Re: [PATCH v2 2/5] Introducing qpw_lock() and per-cpu queue & flush work

From: Leonardo Bras

Date: Tue Mar 10 2026 - 20:21:04 EST

On Mon, Mar 09, 2026 at 11:14:23AM +0100, Vlastimil Babka (SUSE) wrote:
> On 3/8/26 19:00, Leonardo Bras wrote:
> > On Tue, Mar 03, 2026 at 01:02:13PM -0300, Marcelo Tosatti wrote:
> >> On Tue, Mar 03, 2026 at 01:03:36PM +0100, Vlastimil Babka (SUSE) wrote:
> >> > On 3/2/26 16:49, Marcelo Tosatti wrote:
> >> > > +#define local_qpw_lock(lock) \
> >> > > + do { \
> >> > > + if (static_branch_maybe(CONFIG_QPW_DEFAULT, &qpw_sl)) { \
> >> > > + migrate_disable(); \
> >> >
> >> > Have you considered using migrate_disable() on PREEMPT_RT and
> >> > preempt_disable() on !PREEMPT_RT since it's cheaper? It's what the pcp
> >> > locking in mm/page_alloc.c does, for that reason. It should reduce the
> >> > overhead with qpw=1 on !PREEMPT_RT.
> >>
> >> migrate_disable:
> >> Patched kernel, CONFIG_QPW=y, qpw=1: 192 cycles
> >>
> >> preempt_disable:
> >> [ 65.497223] kmalloc_bench: Avg cycles per kmalloc: 184 cycles
> >>
> >> I tried it before, but it was crashing for some reason which i didnt
> >> look into (perhaps PREEMPT_RT was enabled).
> >>
> >> Will change this for the next iteration, thanks.
> >>
> >
> > Hi all,
> >
> > That made me remember that rt spinlock already uses migrate_disable and
> > non-rt spinlocks already have preempt_disable()
> >
> > Maybe it's actually worth adding a local_spin_lock() in spinlock{,_rt}.c
> > whichy would get the per-cpu variable inside the preempt/migrate_disable
> > area, and making use of it in qpw code. That way we avoid nesting
> > migtrate_disable or preempt_disable, and further reducing impact.
>
> That would be nice indeed. But since the nested disable/enable cost should
> be low, and the spinlock code rather complicated, it might be tough to sell.
> It would be also great to have those trylocks inline on all arches.

Fair enough.
I will take a look in spinlock code later, maybe we can have one in qpw
code that can be used internally without impacting other users.

>
> > The alternative is to not have migrate/preempt disable here and actually
> > trust the ones inside the locking primitives. Is there a chance of
> > contention, but I don't remember being able to detect it.
>
> So then we could pick the lock on one cpu but then get migrated and actually
> lock it on another cpu. Is contention the only possible downside of this, or
> could it lead to subtle bugs depending on the particular user? The paths
> that don't flush stuff on remote cpus but expect working with the local
> cpu's structure in a fastpath might get broken. I'd be wary of this.

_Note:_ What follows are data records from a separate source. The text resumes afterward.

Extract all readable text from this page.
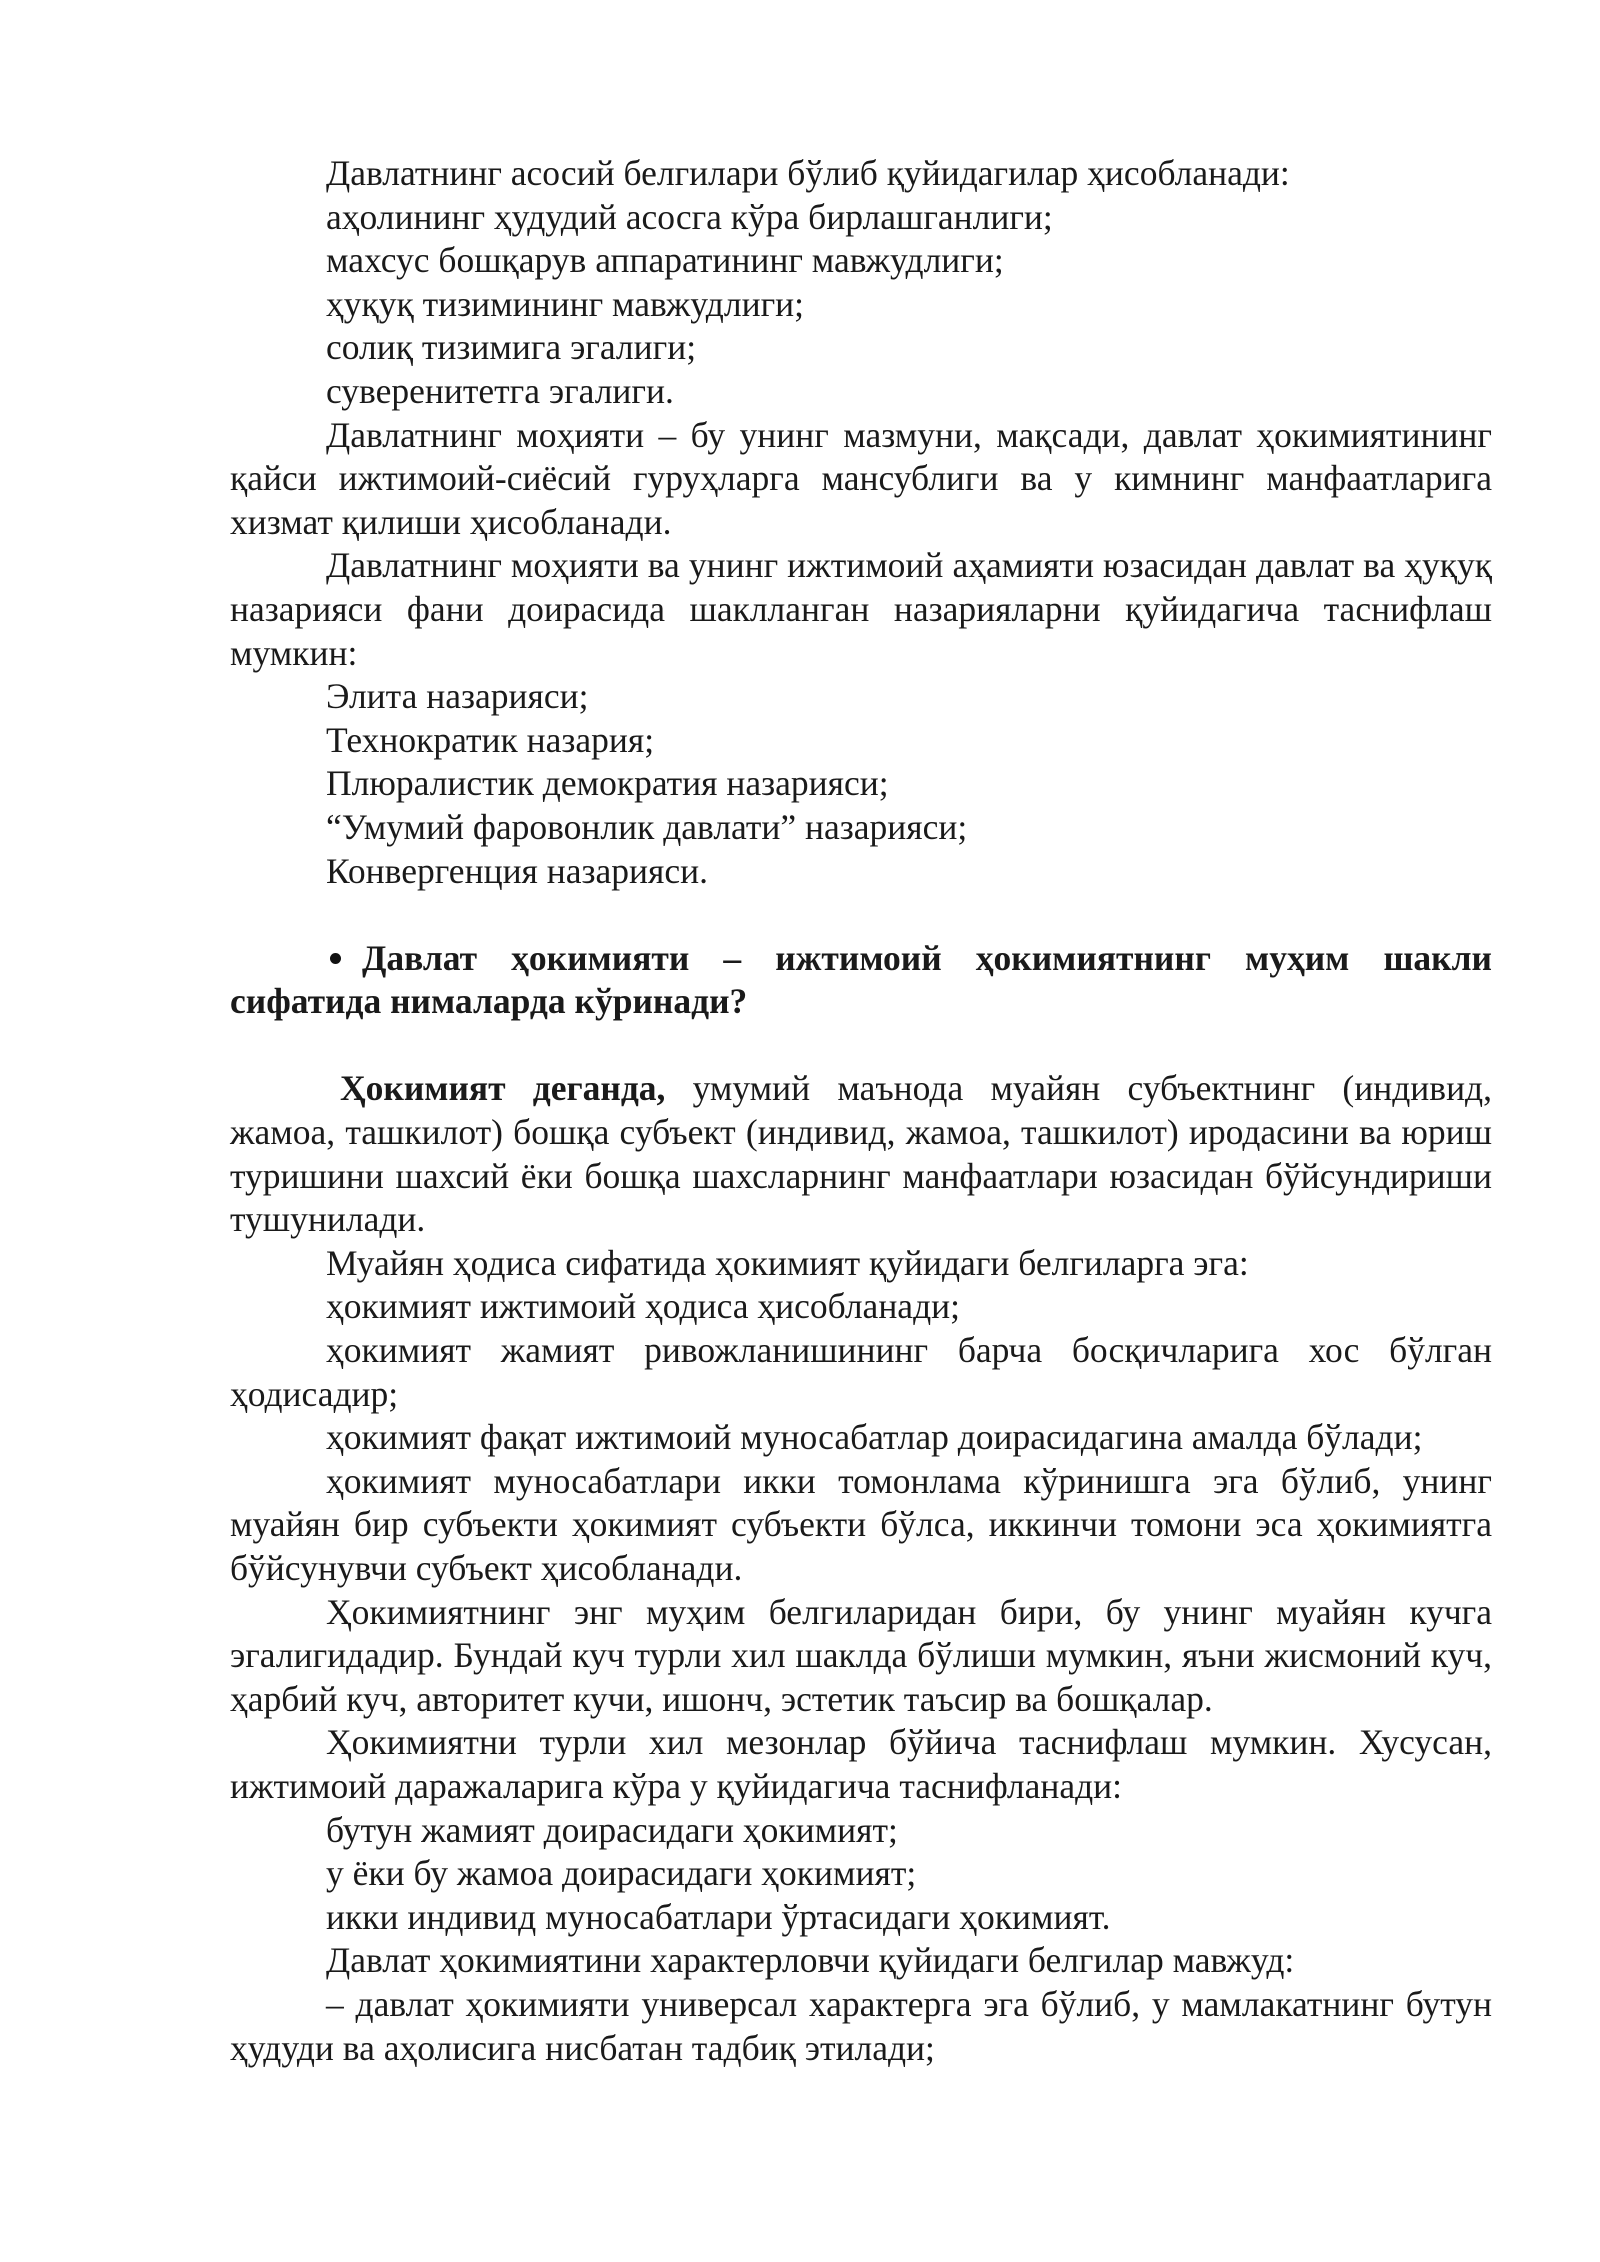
Давлатнинг асосий белгилари бўлиб қуйидагилар ҳисобланади:

аҳолининг ҳудудий асосга кўра бирлашганлиги;

махсус бошқарув аппаратининг мавжудлиги;

ҳуқуқ тизимининг мавжудлиги;

солиқ тизимига эгалиги;

суверенитетга эгалиги.

Давлатнинг моҳияти – бу унинг мазмуни, мақсади, давлат ҳокимиятининг қайси ижтимоий-сиёсий гуруҳларга мансублиги ва у кимнинг манфаатларига хизмат қилиши ҳисобланади.

Давлатнинг моҳияти ва унинг ижтимоий аҳамияти юзасидан давлат ва ҳуқуқ назарияси фани доирасида шаклланган назарияларни қуйидагича таснифлаш мумкин:

Элита назарияси;

Технократик назария;

Плюралистик демократия назарияси;

“Умумий фаровонлик давлати” назарияси;

Конвергенция назарияси.

Давлат ҳокимияти – ижтимоий ҳокимиятнинг муҳим шакли сифатида нималарда кўринади?

Ҳокимият деганда, умумий маънода муайян субъектнинг (индивид, жамоа, ташкилот) бошқа субъект (индивид, жамоа, ташкилот) иродасини ва юриш туришини шахсий ёки бошқа шахсларнинг манфаатлари юзасидан бўйсундириши тушунилади.

Муайян ҳодиса сифатида ҳокимият қуйидаги белгиларга эга:

ҳокимият ижтимоий ҳодиса ҳисобланади;

ҳокимият жамият ривожланишининг барча босқичларига хос бўлган ҳодисадир;

ҳокимият фақат ижтимоий муносабатлар доирасидагина амалда бўлади;

ҳокимият муносабатлари икки томонлама кўринишга эга бўлиб, унинг муайян бир субъекти ҳокимият субъекти бўлса, иккинчи томони эса ҳокимиятга бўйсунувчи субъект ҳисобланади.

Ҳокимиятнинг энг муҳим белгиларидан бири, бу унинг муайян кучга эгалигидадир. Бундай куч турли хил шаклда бўлиши мумкин, яъни жисмоний куч, ҳарбий куч, авторитет кучи, ишонч, эстетик таъсир ва бошқалар.

Ҳокимиятни турли хил мезонлар бўйича таснифлаш мумкин. Хусусан, ижтимоий даражаларига кўра у қуйидагича таснифланади:

бутун жамият доирасидаги ҳокимият;

у ёки бу жамоа доирасидаги ҳокимият;

икки индивид муносабатлари ўртасидаги ҳокимият.

Давлат ҳокимиятини характерловчи қуйидаги белгилар мавжуд:

– давлат ҳокимияти универсал характерга эга бўлиб, у мамлакатнинг бутун ҳудуди ва аҳолисига нисбатан тадбиқ этилади;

Yeah, that's right. Contention could be really bad for realtime, as rare as
it may happen.

And you are right in potential bugs: for user functions that operate on
local per-cpu data (this_cpu_read/write) it would be expensive to have a
per_cpu_read/write(), so IIRC Marcelo did not convert that in functions
that always run in local_cpu. If the cpu migrates before getting the lock,
we will safely operate remotelly on that cpu data, but any this_cpu_*() in
the function will operate in local cpu instead of remote cpu.

So you and Marcelo are correct: we can't have migrate/preempt happening
during the routine, which means we need them before we get the cpu.

Thanks!
Leo